According to a note in the Gold Fields’ interim report for the six months to June, a letter dated July 31 from the Ghanaian government was delivered to the Ghana Chamber of Mines informing it of this action. It requested the Chamber to tell its members to “… be prepared to engage with the Ministry to finalise measures to ensure implementation by November 1, 2018”.
Gold Fields is one of a number of major gold mining groups operating in Ghana alongside Newmont Mining, AngloGold Ashanti and Kinross.
Asked why he thought the Ghanaian government was doing this, at a presentation of Gold Fields interims results in Johannesburg on Thursday, CFO Paul Schmidt replied: “That one page letter is all we have seen.
“We need an explanation because there was no information on how we would be paid; when we would be paid; or what the payment would be based on.
“We don’t understand the implications of it because we have no more information. We thought it was prudent to inform shareholders that we had received this letter as an industry”.

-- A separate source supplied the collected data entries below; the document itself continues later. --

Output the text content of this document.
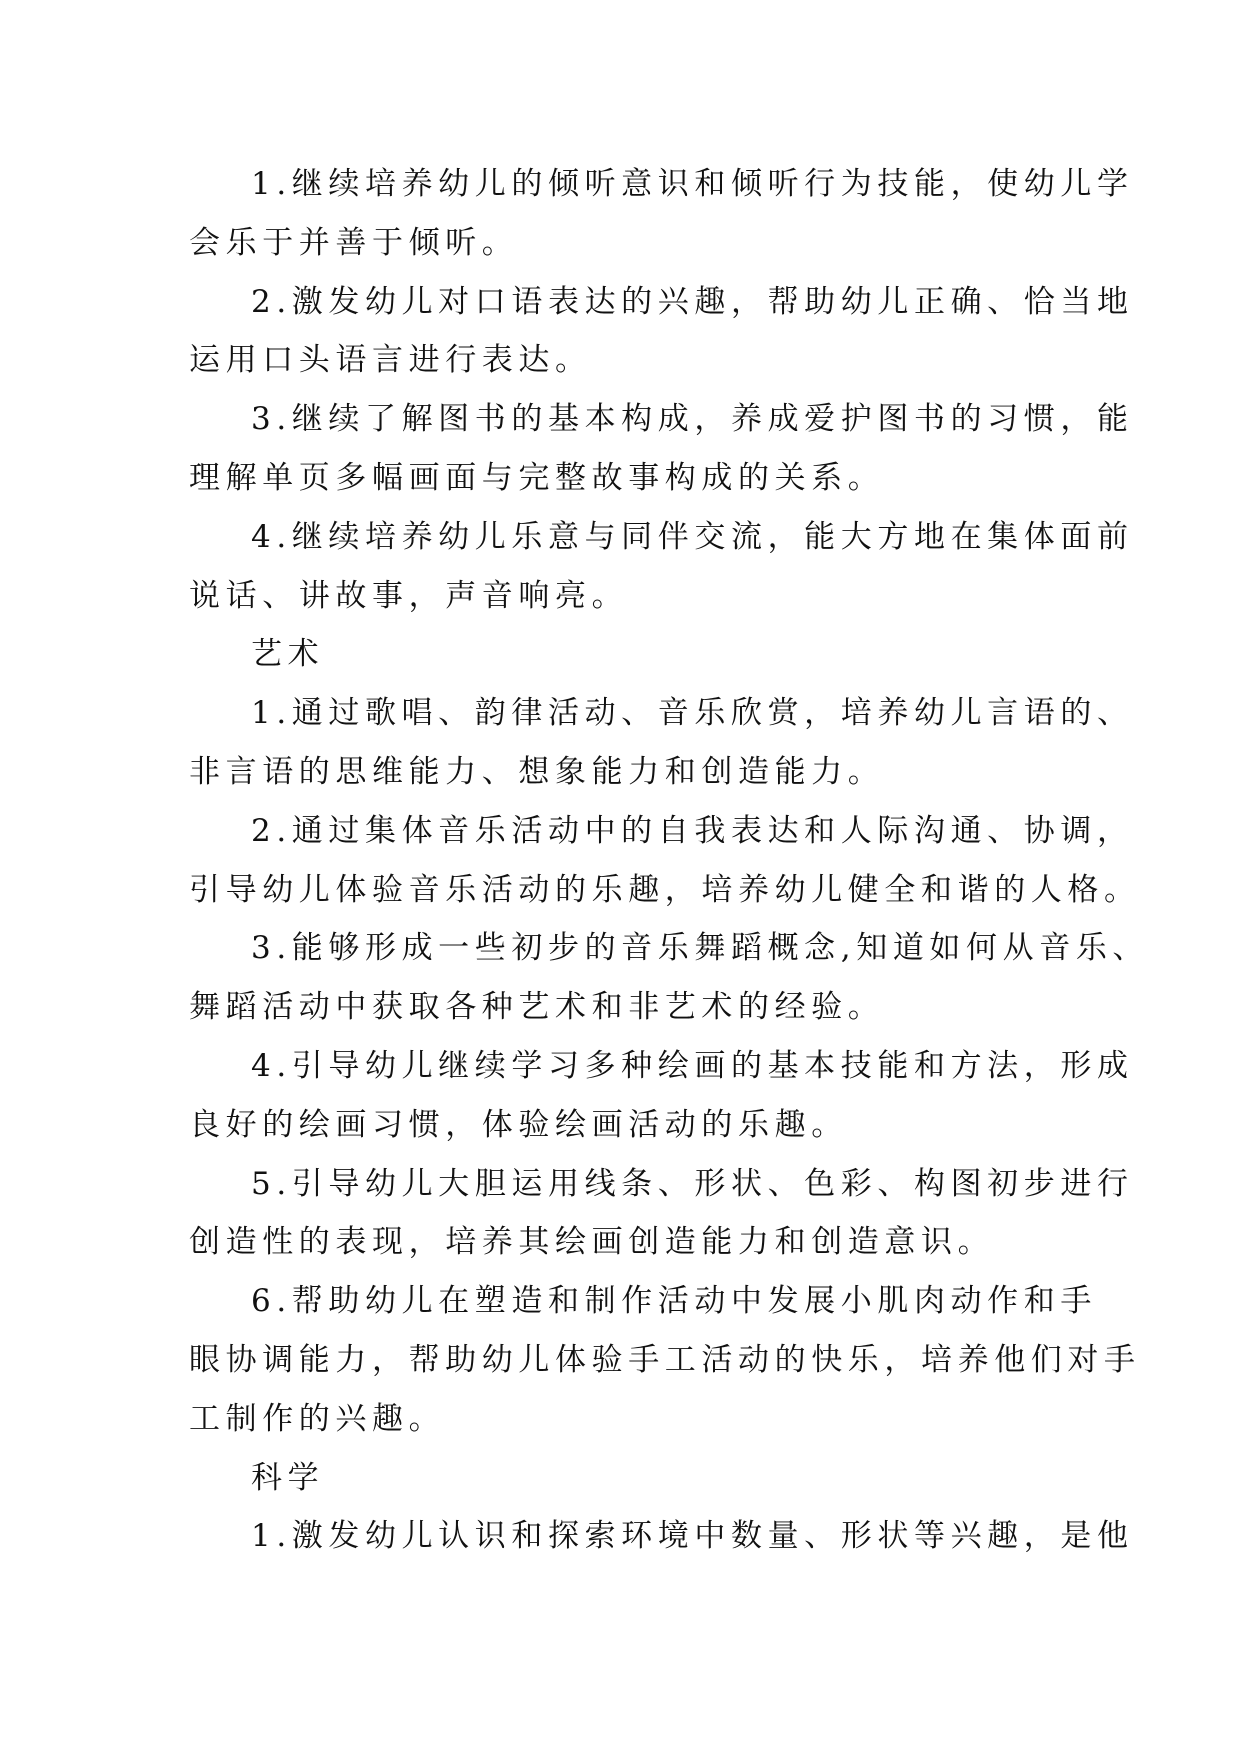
1.继续培养幼儿的倾听意识和倾听行为技能，使幼儿学
会乐于并善于倾听。
2.激发幼儿对口语表达的兴趣，帮助幼儿正确、恰当地
运用口头语言进行表达。
3.继续了解图书的基本构成，养成爱护图书的习惯，能
理解单页多幅画面与完整故事构成的关系。
4.继续培养幼儿乐意与同伴交流，能大方地在集体面前
说话、讲故事，声音响亮。
艺术
1.通过歌唱、韵律活动、音乐欣赏，培养幼儿言语的、
非言语的思维能力、想象能力和创造能力。
2.通过集体音乐活动中的自我表达和人际沟通、协调，
引导幼儿体验音乐活动的乐趣，培养幼儿健全和谐的人格。
3.能够形成一些初步的音乐舞蹈概念,知道如何从音乐、
舞蹈活动中获取各种艺术和非艺术的经验。
4.引导幼儿继续学习多种绘画的基本技能和方法，形成
良好的绘画习惯，体验绘画活动的乐趣。
5.引导幼儿大胆运用线条、形状、色彩、构图初步进行
创造性的表现，培养其绘画创造能力和创造意识。
6.帮助幼儿在塑造和制作活动中发展小肌肉动作和手
眼协调能力，帮助幼儿体验手工活动的快乐，培养他们对手
工制作的兴趣。
科学
1.激发幼儿认识和探索环境中数量、形状等兴趣，是他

The obvious question is this: “What’s in it for the Ghanaian government?” The danger is it might try to follow the example of Zimbabwe where sales of most minerals produced in the country have to go through government-controlled organisations.
Effectively, that imposes another layer of bureaucracy on the mines and raises their costs because the government charges for the marketing ‘services’ it has imposed but which many companies do not need.
Asked whether he thought the Ghanaian government proposal could be negative for mine revenues Schmidt replied: “It could be, but we really don’t know until we see the terms of what they propose to do”.